Et pendant toute la fin de l'été, comme au milieu des pluies de l'automne, on put voir le long de la corniche, au coeur de chaque nuit, passer d'étranges convois de tramways sans voyageurs, brimbalant au-dessus de la mer. Les habitants avaient fini par savoir ce qu'il en était. Et malgré les patrouilles qui interdisaient l'accès de la corniche, des groupes parvenaient à se glisser bien souvent dans les rochers qui surplombent les vagues, et à lancer des fleurs dans les baladeuses, au passage des tramways. On entendait alors les véhicules cahoter encore dans la nuit d'été, avec leur chargement de fleurs et de morts.
La Peste (partie trois)
Extrait 3 : la libération...
Du port obscur montèrent les premières fusées des réjouissances officielles. La ville les salua par une longue et sourde exclamation. Cottard, Tarrou, ceux et celle que Rieux avait aimés et perdus, tous, morts ou coupables, étaient oubliés. Le vieux avait raison, les hommes étaient toujours les mêmes. Mais c'était leur force et leur innocence et c'est ici que, par-dessus toute douleur, Rieux sentait qu'il les rejoignait. Au milieu des cris qui redoublaient de force et de durée, qui se répercutaient longuement jusqu'au pied de la terrasse, à mesure que les gerbes multicolores s'élevaient plus nombreuses dans le ciel, le docteur Rieux décida alors de rédiger le récit qui s'achève ici, pour ne pas être de ceux qui se taisent, pour témoigner en faveur de ces pestiférés, pour laisser du moins un souvenir de l'injustice et de la violence qui leur avaient été faites, et pour dire simplement ce qu'on apprend au milieu des fléaux, qu'il y a dans les hommes plus de choses à admirer que de choses à mépriser.
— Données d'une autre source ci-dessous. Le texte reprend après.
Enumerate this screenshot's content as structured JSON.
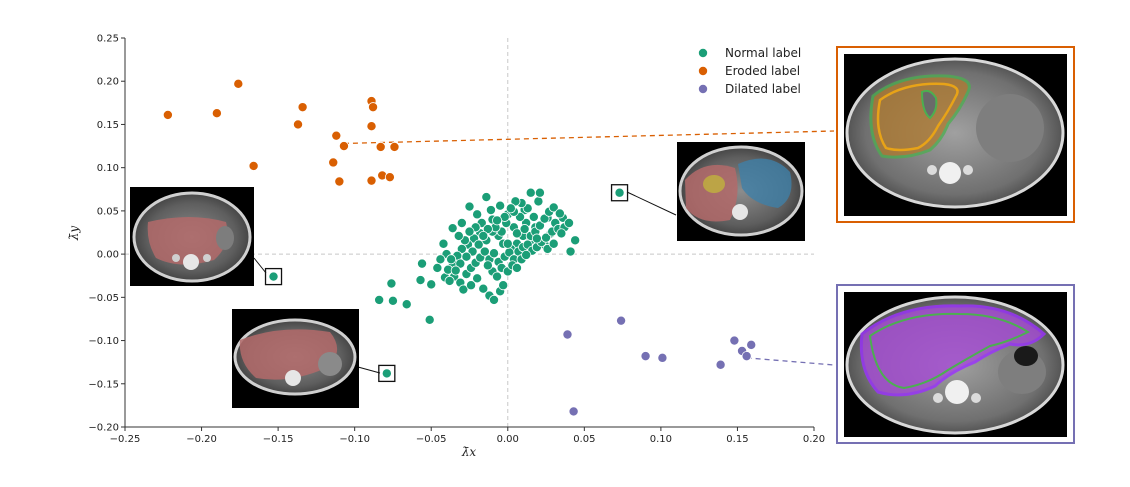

Mais il savait cependant que cette chronique ne pouvait pas être celle de la victoire définitive. Elle ne pouvait être que le témoignage de ce qu'il avait fallu accomplir et que, sans doute, devraient accomplir encore, contre la terreur et son arme inlassable, malgré leurs déchirements personnels, tous les hommes qui, ne pouvant être des saints et refusant d'admettre les fléaux, s'efforcent cependant d’être des médecins.
Écoutant, en effet, les cris d'allégresse qui montaient de la ville, Rieux se souvenait que cette allégresse était toujours menacée. Car il savait ce que cette foule en joie ignorait, et qu'on peut lire dans les livres, que le bacille de la peste ne meurt ni ne disparaît jamais, qu'il peut rester pendant des dizaines d'années endormi dans les meubles et le linge, qu'il attend patiemment dans les chambres, les caves, les malles, les mouchoirs et les paperasses, et que, peut-être, le jour viendrait où, pour le malheur et l'enseignement des hommes, la peste réveillerait ses rats et les enverrait mourir dans une cité heureuse.